Financé à près de 50 % par la ville de Bruz, le chantier a également reçu le soutien de la métropole, de mécènes privés comme le groupe Giboire, d’habitants du coin mais aussi de la Fondation du patrimoine via le Loto du patrimoine de la Française des jeux. « C’est Jean-Yves Connen qui avait entendu parler de la mission de Stéphane Bern. Il l’a contacté directement et il a monté un dossier », raconte Luc Pierrard. Passionné d’histoire, le Bruzois a repris la présidence de l’association il y a un an.

J’ai grandi à Rennes et j’ai toujours connu ce moulin. Je le voyais s’abîmer ces dernières années alors qu’il y a une telle histoire autour. Imaginez, quand il a été construit, Louis XIV avait 14 ans ! ».

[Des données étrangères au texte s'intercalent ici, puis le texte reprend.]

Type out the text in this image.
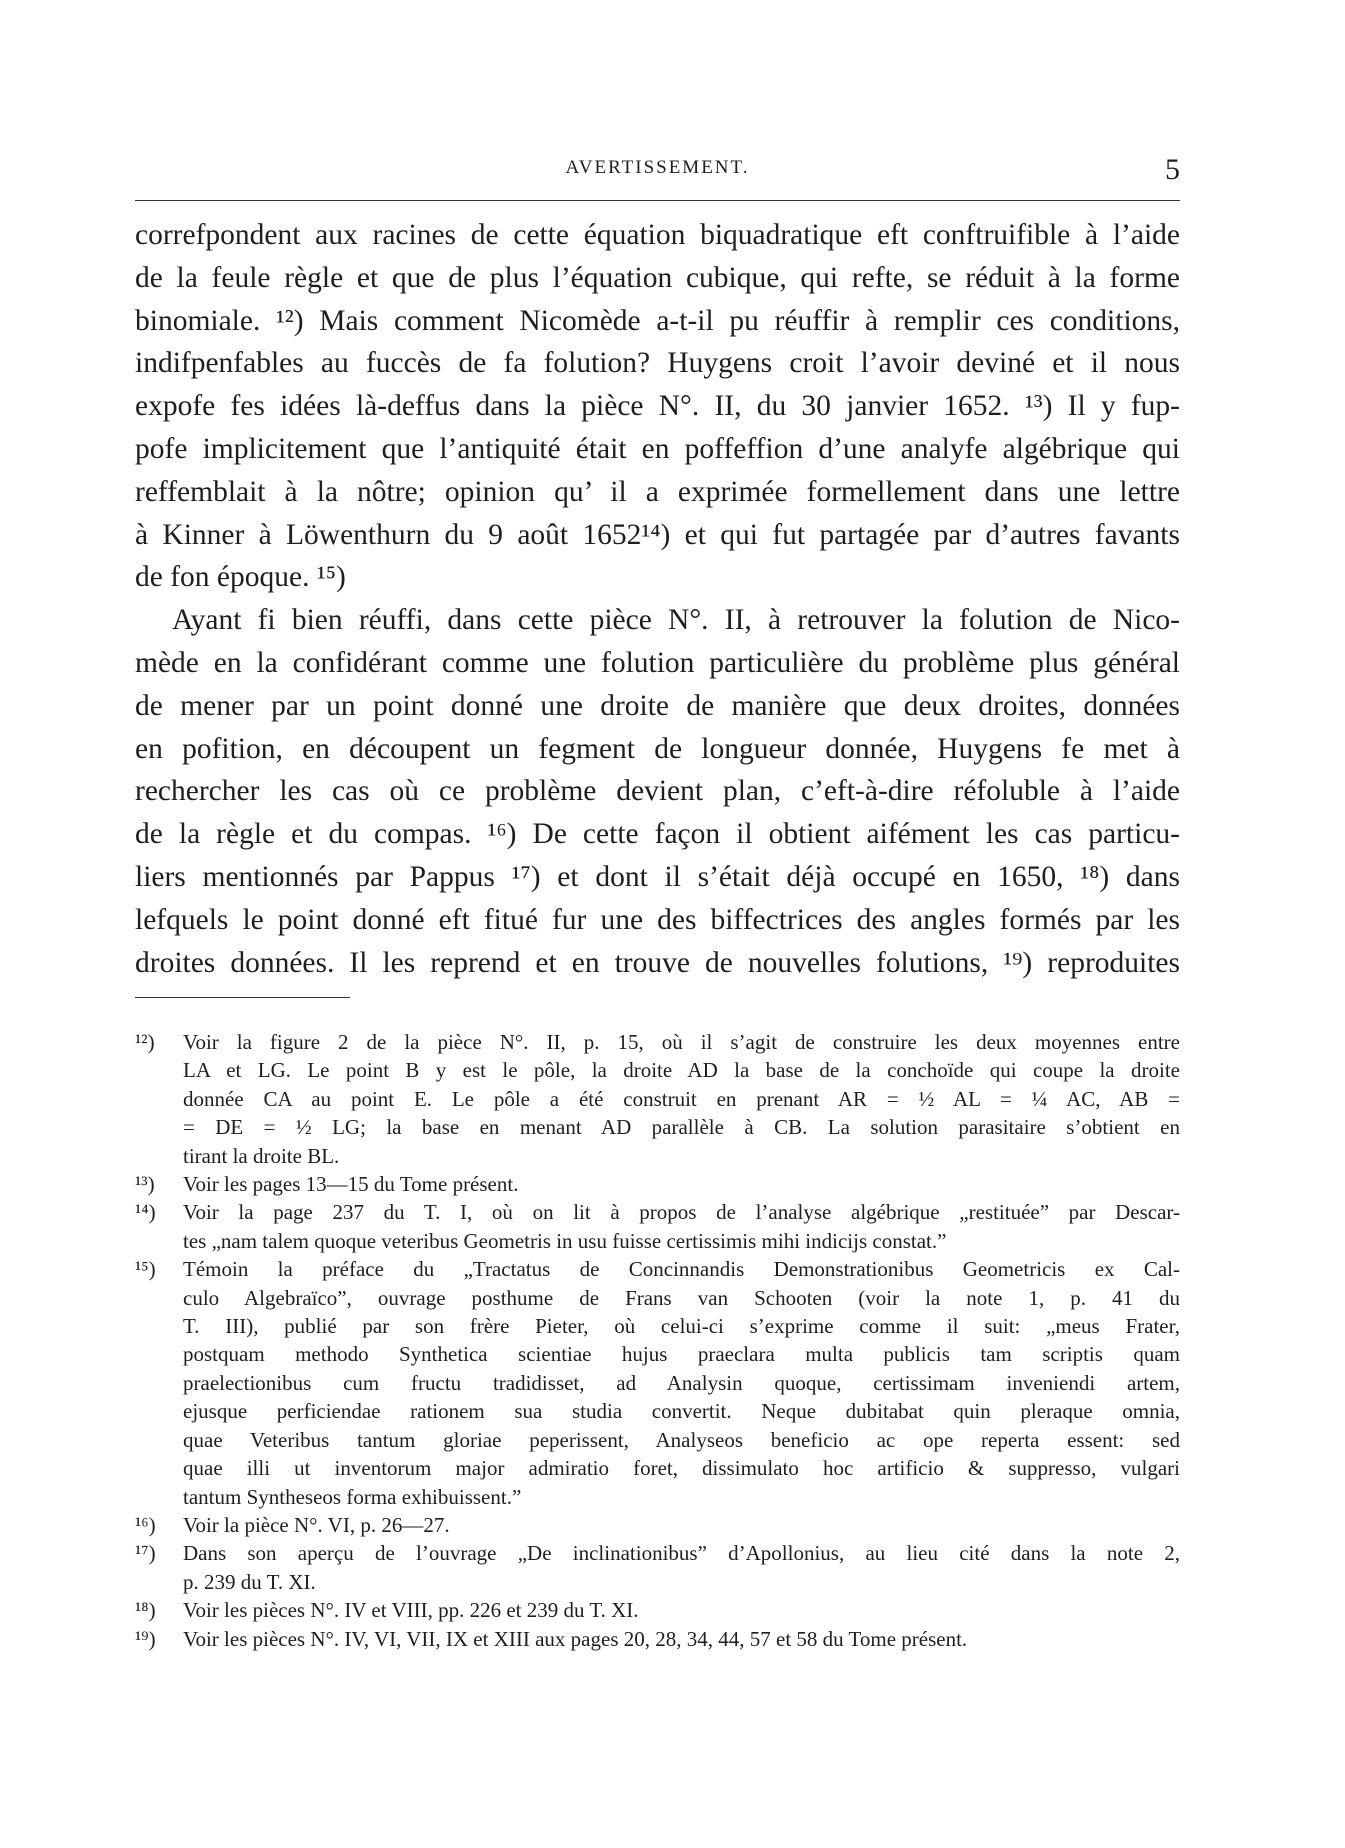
AVERTISSEMENT.	5

correfpondent aux racines de cette équation biquadratique eft conftruifible à l’aide
de la feule règle et que de plus l’équation cubique, qui refte, se réduit à la forme
binomiale. ¹²) Mais comment Nicomède a-t-il pu réuffir à remplir ces conditions,
indifpenfables au fuccès de fa folution? Huygens croit l’avoir deviné et il nous
expofe fes idées là-deffus dans la pièce N°. II, du 30 janvier 1652. ¹³) Il y fup-
pofe implicitement que l’antiquité était en poffeffion d’une analyfe algébrique qui
reffemblait à la nôtre; opinion qu’ il a exprimée formellement dans une lettre
à Kinner à Löwenthurn du 9 août 1652¹⁴) et qui fut partagée par d’autres favants
de fon époque. ¹⁵)

Ayant fi bien réuffi, dans cette pièce N°. II, à retrouver la folution de Nico-
mède en la confidérant comme une folution particulière du problème plus général
de mener par un point donné une droite de manière que deux droites, données
en pofition, en découpent un fegment de longueur donnée, Huygens fe met à
rechercher les cas où ce problème devient plan, c’eft-à-dire réfoluble à l’aide
de la règle et du compas. ¹⁶) De cette façon il obtient aifément les cas particu-
liers mentionnés par Pappus ¹⁷) et dont il s’était déjà occupé en 1650, ¹⁸) dans
lefquels le point donné eft fitué fur une des biffectrices des angles formés par les
droites données. Il les reprend et en trouve de nouvelles folutions, ¹⁹) reproduites

¹²) Voir la figure 2 de la pièce N°. II, p. 15, où il s’agit de construire les deux moyennes entre
LA et LG. Le point B y est le pôle, la droite AD la base de la conchoïde qui coupe la droite
donnée CA au point E. Le pôle a été construit en prenant AR = ½ AL = ¼ AC, AB =
= DE = ½ LG; la base en menant AD parallèle à CB. La solution parasitaire s’obtient en
tirant la droite BL.
¹³) Voir les pages 13—15 du Tome présent.
¹⁴) Voir la page 237 du T. I, où on lit à propos de l’analyse algébrique „restituée” par Descar-
tes „nam talem quoque veteribus Geometris in usu fuisse certissimis mihi indicijs constat.”
¹⁵) Témoin la préface du „Tractatus de Concinnandis Demonstrationibus Geometricis ex Cal-
culo Algebraïco”, ouvrage posthume de Frans van Schooten (voir la note 1, p. 41 du
T. III), publié par son frère Pieter, où celui-ci s’exprime comme il suit: „meus Frater,
postquam methodo Synthetica scientiae hujus praeclara multa publicis tam scriptis quam
praelectionibus cum fructu tradidisset, ad Analysin quoque, certissimam inveniendi artem,
ejusque perficiendae rationem sua studia convertit. Neque dubitabat quin pleraque omnia,
quae Veteribus tantum gloriae peperissent, Analyseos beneficio ac ope reperta essent: sed
quae illi ut inventorum major admiratio foret, dissimulato hoc artificio & suppresso, vulgari
tantum Syntheseos forma exhibuissent.”
¹⁶) Voir la pièce N°. VI, p. 26—27.
¹⁷) Dans son aperçu de l’ouvrage „De inclinationibus” d’Apollonius, au lieu cité dans la note 2,
p. 239 du T. XI.
¹⁸) Voir les pièces N°. IV et VIII, pp. 226 et 239 du T. XI.
¹⁹) Voir les pièces N°. IV, VI, VII, IX et XIII aux pages 20, 28, 34, 44, 57 et 58 du Tome présent.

Pendant près de 300 ans, les meuniers se sont succédé dans les épais murs du moulin pour fournir de la farine aux habitants du coin. L’histoire raconte qu’en plus de verser un loyer, les meuniers devaient aussi fournir des anguilles et un gâteau par an aux nobles qui leur louaient l’édifice. L’activité meunière a finalement pris fin en 1935 au Boël, date à laquelle le moulin a perdu sa deuxième roue. Grâce au soutien de la municipalité, une nouvelle roue a été installée sur le flanc du bâtiment. « Un moulin sans roue, ce n’est pas vraiment un moulin », glisse, amusé Luc Pierrard. Celle-ci ne fera pas tourner de meules mais est capable de produire de l’électricité, à la seule force de l’eau. « C’est un lieu magnifique, dans un cadre naturel somptueux. C’était essentiel qu’il continue à vivre. Notre envie commune maintenant, c’est de l’ouvrir au public », prévient l’adjointe à la culture de Bruz Marie-Pierre Durand.

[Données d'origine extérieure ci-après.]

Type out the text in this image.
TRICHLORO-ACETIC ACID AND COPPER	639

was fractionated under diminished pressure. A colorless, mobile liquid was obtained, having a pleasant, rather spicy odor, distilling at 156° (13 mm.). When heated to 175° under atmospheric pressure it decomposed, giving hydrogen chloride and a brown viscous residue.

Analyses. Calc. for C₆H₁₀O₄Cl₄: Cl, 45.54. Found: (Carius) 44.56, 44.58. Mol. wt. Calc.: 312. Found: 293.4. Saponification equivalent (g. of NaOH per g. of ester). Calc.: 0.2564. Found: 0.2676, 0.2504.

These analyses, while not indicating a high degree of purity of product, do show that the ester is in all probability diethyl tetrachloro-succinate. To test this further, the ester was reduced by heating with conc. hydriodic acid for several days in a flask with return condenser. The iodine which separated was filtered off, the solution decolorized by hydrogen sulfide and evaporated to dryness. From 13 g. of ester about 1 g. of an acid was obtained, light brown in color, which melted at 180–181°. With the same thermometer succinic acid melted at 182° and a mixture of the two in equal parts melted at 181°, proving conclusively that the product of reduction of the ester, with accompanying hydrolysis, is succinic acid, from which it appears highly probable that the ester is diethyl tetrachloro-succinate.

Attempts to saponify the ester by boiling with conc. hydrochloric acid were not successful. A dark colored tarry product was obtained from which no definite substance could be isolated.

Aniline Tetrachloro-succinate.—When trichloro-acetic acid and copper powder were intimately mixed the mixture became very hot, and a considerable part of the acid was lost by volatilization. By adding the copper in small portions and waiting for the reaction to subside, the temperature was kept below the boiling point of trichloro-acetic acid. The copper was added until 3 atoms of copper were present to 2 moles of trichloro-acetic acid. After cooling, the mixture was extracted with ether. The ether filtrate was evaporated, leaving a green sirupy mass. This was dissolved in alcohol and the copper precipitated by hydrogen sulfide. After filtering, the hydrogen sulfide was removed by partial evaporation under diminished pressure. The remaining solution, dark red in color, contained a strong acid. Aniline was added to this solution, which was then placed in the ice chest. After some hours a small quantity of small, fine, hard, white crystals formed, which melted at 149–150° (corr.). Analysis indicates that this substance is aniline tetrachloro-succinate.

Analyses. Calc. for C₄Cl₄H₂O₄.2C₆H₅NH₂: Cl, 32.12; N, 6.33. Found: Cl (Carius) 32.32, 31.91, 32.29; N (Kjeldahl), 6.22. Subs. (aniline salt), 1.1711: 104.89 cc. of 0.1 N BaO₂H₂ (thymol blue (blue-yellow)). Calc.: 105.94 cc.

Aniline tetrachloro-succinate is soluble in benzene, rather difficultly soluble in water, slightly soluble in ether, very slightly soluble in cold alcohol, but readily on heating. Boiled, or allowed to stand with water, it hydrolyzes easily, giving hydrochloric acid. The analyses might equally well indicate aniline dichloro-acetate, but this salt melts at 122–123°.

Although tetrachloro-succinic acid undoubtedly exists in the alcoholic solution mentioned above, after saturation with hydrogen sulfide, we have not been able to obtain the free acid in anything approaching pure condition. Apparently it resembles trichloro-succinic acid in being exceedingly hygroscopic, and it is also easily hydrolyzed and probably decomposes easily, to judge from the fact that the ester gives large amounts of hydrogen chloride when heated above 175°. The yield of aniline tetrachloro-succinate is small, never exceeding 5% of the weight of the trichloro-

Ce sera le cas ce samedi après-midi à l’occasion de visites guidées du moulin ouvertes au public dans le cadre de l’inauguration. Mais par la suite, les entrées se feront sans doute assez rares pour les curieux, notamment en raison de la complexe réglementation sur l’accueil du public. Mais pas besoin de rentrer dedans pour profiter des beautés du bâtiment. Le travail d’orfèvre des artisans a redonné un tel éclat au moulin que plus personne ne pourra l’ignorer.

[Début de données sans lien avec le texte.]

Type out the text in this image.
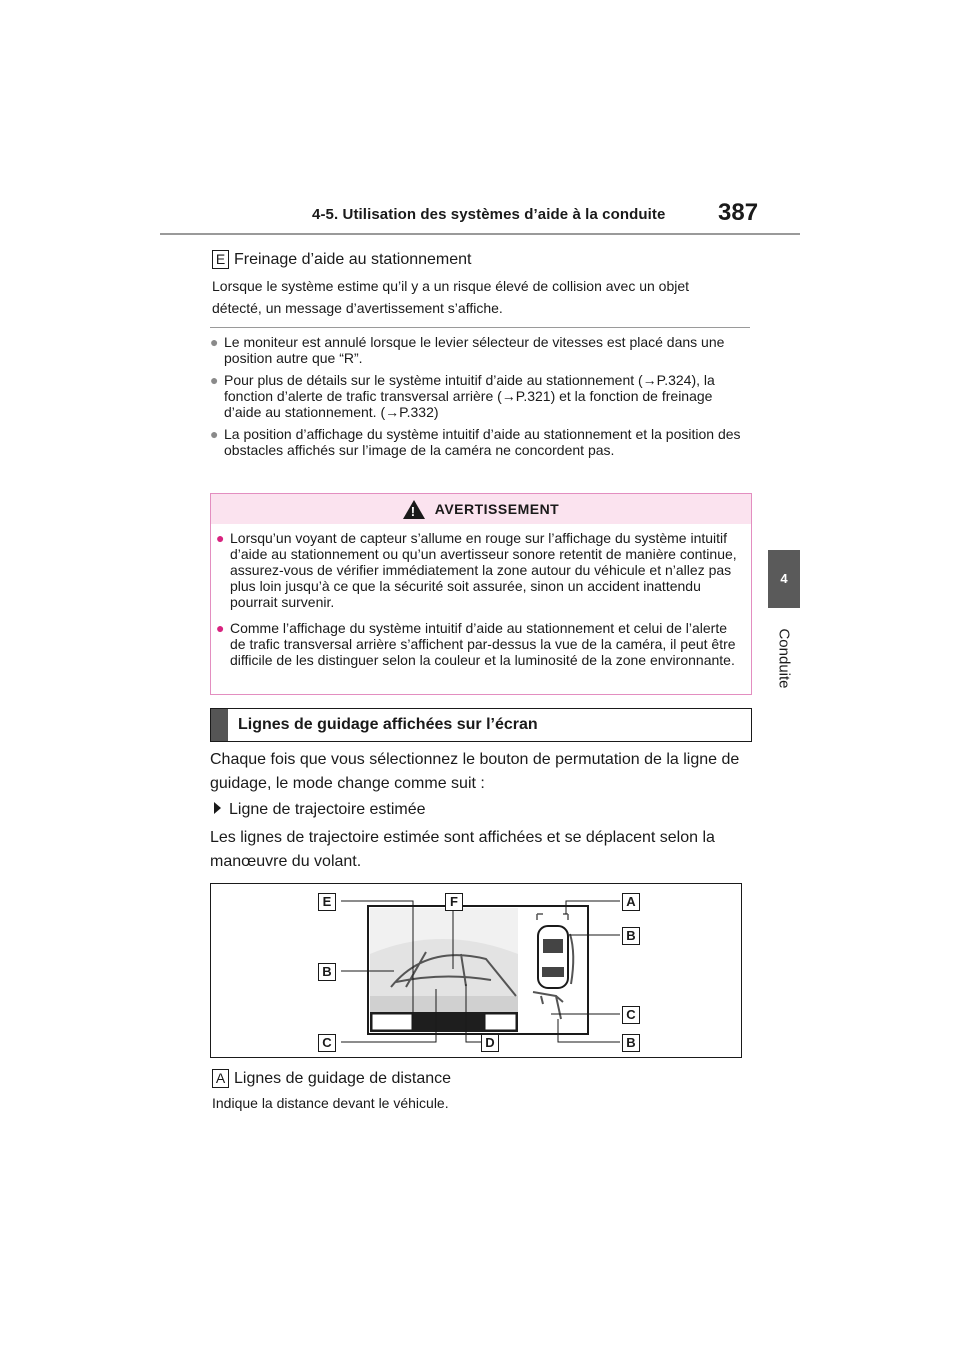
4-5. Utilisation des systèmes d’aide à la conduite 387
4
Conduite
E Freinage d’aide au stationnement
Lorsque le système estime qu’il y a un risque élevé de collision avec un objet détecté, un message d’avertissement s’affiche.
● Le moniteur est annulé lorsque le levier sélecteur de vitesses est placé dans une position autre que “R”.
● Pour plus de détails sur le système intuitif d’aide au stationnement (→P.324), la fonction d’alerte de trafic transversal arrière (→P.321) et la fonction de freinage d’aide au stationnement. (→P.332)
● La position d’affichage du système intuitif d’aide au stationnement et la position des obstacles affichés sur l’image de la caméra ne concordent pas.
! AVERTISSEMENT
● Lorsqu’un voyant de capteur s’allume en rouge sur l’affichage du système intuitif d’aide au stationnement ou qu’un avertisseur sonore retentit de manière continue, assurez-vous de vérifier immédiatement la zone autour du véhicule et n’allez pas plus loin jusqu’à ce que la sécurité soit assurée, sinon un accident inattendu pourrait survenir.
● Comme l’affichage du système intuitif d’aide au stationnement et celui de l’alerte de trafic transversal arrière s’affichent par-dessus la vue de la caméra, il peut être difficile de les distinguer selon la couleur et la luminosité de la zone environnante.
Lignes de guidage affichées sur l’écran
Chaque fois que vous sélectionnez le bouton de permutation de la ligne de guidage, le mode change comme suit :
Ligne de trajectoire estimée
Les lignes de trajectoire estimée sont affichées et se déplacent selon la manœuvre du volant.
E	F	A
B
B
C
C	D	B
A Lignes de guidage de distance
Indique la distance devant le véhicule.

Un mur d’escalade en projet sur la falaise

Bien connu des Rennais, le site du Boël présente des falaises de schiste pourpre atypiques. Jusqu’en 1884, une carrière était ici exploitée. Elle a été stoppée après la mort de huit personnes dont deux enfants lors d’un éboulement. Depuis quelques années, les falaises sont exploitées par les amateurs d’escalade. Un troisième spot de grimpe est en cours d’aménagement sur l’une des faces les plus abruptes.